In 2022, Cinecittà dedicated a book to her, curated by her daughter Claudia Squitieri, titled "The Indomitable," and indeed, Cardinale was indomitable. Born in Tunisia to Southern Italian parents, she was raped at 20 and bore a son, Patrick. She had to hide him at the insistence of her producer companion, Franco Cristaldi, whom she always called by his last name because he was older and extremely powerful in the Italian film industry. But eventually she reclaimed her independence from him and fell in love with director Pasquale Squitieri, the father of her daughter Claudia.
Federico Fellini gave her a piece of advice that she never forgot: “When your mouth smiles, your eyes should be serious, and vice versa.” It was a great acting tip, but it also mirrored her complex nature. Her pout, reminiscent of Brigitte Bardot’s — the diva Claudia most wanted to look like as a young actress — expressed her melancholia; her full laughter, with that husky timbre, communicated her joie de vivre and her irony.

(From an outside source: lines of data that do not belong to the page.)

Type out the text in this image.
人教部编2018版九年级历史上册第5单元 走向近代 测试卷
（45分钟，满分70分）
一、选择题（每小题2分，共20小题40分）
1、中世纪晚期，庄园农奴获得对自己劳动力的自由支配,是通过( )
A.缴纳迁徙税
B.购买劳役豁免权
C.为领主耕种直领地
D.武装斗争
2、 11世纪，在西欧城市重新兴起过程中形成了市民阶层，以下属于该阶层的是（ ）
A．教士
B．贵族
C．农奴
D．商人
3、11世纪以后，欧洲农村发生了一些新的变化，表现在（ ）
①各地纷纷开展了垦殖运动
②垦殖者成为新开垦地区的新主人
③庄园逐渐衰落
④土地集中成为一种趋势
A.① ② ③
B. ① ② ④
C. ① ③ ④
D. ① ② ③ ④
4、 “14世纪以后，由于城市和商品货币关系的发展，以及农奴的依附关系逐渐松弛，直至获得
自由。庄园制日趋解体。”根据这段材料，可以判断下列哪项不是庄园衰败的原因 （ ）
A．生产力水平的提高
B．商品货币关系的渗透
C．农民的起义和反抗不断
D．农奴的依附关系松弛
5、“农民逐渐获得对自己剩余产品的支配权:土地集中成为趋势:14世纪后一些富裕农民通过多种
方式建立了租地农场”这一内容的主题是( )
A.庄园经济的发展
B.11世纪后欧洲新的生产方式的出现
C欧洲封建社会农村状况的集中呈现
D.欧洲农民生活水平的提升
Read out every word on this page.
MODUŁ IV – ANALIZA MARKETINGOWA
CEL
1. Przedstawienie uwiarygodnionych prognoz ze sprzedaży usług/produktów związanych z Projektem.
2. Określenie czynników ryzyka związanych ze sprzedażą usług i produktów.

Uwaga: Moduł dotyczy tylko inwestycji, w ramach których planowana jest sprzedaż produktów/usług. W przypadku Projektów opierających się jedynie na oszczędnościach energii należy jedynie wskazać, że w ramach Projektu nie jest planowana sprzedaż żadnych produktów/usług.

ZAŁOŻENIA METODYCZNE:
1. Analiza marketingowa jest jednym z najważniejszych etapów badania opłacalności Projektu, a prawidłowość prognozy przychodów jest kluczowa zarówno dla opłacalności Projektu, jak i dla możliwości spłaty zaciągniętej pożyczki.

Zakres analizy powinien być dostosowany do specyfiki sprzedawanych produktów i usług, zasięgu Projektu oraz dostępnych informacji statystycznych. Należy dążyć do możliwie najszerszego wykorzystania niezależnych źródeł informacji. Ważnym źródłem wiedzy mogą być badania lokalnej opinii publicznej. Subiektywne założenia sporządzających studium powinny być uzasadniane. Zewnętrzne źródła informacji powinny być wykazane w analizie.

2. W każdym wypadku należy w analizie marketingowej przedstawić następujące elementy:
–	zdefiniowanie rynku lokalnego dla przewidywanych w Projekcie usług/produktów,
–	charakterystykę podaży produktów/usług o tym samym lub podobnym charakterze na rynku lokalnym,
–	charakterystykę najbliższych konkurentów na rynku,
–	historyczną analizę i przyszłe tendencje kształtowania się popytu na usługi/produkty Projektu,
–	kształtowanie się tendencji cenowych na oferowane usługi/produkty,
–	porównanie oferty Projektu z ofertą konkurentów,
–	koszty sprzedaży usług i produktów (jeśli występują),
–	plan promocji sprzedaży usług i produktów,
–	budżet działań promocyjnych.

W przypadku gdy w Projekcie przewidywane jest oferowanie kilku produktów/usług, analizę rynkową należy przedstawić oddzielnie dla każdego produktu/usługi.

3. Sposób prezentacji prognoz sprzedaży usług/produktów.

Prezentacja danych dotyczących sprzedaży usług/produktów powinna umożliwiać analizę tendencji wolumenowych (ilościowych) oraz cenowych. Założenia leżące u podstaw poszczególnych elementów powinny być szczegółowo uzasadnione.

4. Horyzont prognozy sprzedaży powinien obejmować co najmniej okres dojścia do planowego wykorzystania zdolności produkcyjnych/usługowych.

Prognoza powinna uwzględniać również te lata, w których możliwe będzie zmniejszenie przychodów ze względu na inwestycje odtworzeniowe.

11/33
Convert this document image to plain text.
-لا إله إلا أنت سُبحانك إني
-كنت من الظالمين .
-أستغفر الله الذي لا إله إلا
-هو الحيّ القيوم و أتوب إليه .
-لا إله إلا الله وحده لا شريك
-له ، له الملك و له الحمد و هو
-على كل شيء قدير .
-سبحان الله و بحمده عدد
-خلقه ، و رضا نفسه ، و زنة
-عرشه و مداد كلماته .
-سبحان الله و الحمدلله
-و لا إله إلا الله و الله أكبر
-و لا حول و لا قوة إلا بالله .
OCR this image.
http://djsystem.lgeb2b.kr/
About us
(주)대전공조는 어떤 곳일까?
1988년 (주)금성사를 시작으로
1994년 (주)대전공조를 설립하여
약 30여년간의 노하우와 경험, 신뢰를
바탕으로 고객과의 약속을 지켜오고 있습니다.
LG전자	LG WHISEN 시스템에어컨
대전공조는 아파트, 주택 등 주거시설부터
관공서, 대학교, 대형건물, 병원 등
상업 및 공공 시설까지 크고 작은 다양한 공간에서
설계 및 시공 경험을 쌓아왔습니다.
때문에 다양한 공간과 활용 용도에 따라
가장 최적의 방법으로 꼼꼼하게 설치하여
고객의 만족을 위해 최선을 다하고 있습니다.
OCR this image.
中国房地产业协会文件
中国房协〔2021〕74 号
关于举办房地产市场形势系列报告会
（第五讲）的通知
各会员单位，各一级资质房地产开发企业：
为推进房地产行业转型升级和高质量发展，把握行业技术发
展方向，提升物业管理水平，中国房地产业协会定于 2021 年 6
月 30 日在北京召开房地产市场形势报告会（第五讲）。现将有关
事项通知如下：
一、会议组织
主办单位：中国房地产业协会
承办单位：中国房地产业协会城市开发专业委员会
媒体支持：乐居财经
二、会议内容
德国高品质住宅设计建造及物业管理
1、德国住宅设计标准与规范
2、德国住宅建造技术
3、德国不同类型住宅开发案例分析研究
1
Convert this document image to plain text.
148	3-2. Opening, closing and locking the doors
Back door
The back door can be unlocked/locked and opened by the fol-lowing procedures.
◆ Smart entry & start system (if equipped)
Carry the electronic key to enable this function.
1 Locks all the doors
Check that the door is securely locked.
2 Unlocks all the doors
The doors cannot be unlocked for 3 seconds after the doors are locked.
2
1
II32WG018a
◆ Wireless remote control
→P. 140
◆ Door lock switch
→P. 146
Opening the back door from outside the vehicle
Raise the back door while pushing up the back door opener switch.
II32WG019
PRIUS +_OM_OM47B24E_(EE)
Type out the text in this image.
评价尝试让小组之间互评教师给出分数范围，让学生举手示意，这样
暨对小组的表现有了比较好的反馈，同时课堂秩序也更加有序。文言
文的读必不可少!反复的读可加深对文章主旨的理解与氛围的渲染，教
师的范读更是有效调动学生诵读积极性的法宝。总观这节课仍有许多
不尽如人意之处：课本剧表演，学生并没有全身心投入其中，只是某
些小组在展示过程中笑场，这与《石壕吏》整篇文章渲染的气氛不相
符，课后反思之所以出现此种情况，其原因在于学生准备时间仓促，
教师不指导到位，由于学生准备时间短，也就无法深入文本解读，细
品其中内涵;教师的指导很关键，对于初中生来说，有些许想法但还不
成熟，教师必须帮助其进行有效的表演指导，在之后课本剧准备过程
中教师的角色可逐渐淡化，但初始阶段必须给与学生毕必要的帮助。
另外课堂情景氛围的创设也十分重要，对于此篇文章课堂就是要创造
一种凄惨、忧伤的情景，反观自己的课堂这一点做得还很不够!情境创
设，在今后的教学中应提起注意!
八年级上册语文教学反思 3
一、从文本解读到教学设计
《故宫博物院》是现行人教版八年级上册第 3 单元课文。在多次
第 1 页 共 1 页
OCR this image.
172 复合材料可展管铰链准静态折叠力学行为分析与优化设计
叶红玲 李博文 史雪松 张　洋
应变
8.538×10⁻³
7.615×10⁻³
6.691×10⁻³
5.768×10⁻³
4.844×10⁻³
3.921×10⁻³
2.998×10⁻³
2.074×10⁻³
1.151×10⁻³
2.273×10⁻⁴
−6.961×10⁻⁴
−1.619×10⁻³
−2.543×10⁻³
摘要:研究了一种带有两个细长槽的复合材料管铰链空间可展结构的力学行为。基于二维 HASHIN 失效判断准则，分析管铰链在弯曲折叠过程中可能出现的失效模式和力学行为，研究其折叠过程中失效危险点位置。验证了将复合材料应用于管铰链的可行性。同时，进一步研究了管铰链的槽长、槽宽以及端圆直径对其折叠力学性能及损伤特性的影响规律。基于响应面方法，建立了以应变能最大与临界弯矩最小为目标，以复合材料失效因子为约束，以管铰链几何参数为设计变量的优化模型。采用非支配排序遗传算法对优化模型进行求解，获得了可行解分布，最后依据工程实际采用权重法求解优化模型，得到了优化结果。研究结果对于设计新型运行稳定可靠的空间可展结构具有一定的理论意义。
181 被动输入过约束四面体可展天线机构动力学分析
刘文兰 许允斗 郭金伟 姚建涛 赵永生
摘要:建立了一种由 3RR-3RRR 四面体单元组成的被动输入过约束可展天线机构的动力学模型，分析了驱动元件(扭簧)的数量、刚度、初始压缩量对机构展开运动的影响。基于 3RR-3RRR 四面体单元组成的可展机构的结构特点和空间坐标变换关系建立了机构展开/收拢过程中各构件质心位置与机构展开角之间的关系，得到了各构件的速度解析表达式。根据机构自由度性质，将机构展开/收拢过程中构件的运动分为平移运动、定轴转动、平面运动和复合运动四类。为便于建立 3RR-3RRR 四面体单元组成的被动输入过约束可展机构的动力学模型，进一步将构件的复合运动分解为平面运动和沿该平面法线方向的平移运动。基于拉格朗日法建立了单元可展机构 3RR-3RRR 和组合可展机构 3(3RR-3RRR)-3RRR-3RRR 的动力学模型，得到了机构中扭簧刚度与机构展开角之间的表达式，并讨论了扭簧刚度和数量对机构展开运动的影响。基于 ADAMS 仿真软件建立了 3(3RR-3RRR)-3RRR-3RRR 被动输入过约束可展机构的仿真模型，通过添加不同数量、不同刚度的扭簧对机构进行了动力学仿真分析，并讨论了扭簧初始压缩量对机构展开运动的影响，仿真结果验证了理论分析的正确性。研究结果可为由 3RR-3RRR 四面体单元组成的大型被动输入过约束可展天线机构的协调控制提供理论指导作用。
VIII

She worked with Fellini and with Visconti, whose rivalry was legendary, shooting their masterpieces 8½ and The Leopard at the same time, jumping from set to set. She worked with great Italian directors such as Sergio Leone, Mario Monicelli, Pietro Germi, Marco Ferreri, Liliana Cavani, Franco Zeffirelli and Marco Bellocchio, and with many international auteurs, including Abel Gance, Jerzy Skolimowski, Blake Edwards, Claude Lelouch and Manoel de Oliveira. Everybody wanted her, but nobody ever pinned her down. She was indomitable as an actress and as a woman, and the world is not likely to forget her.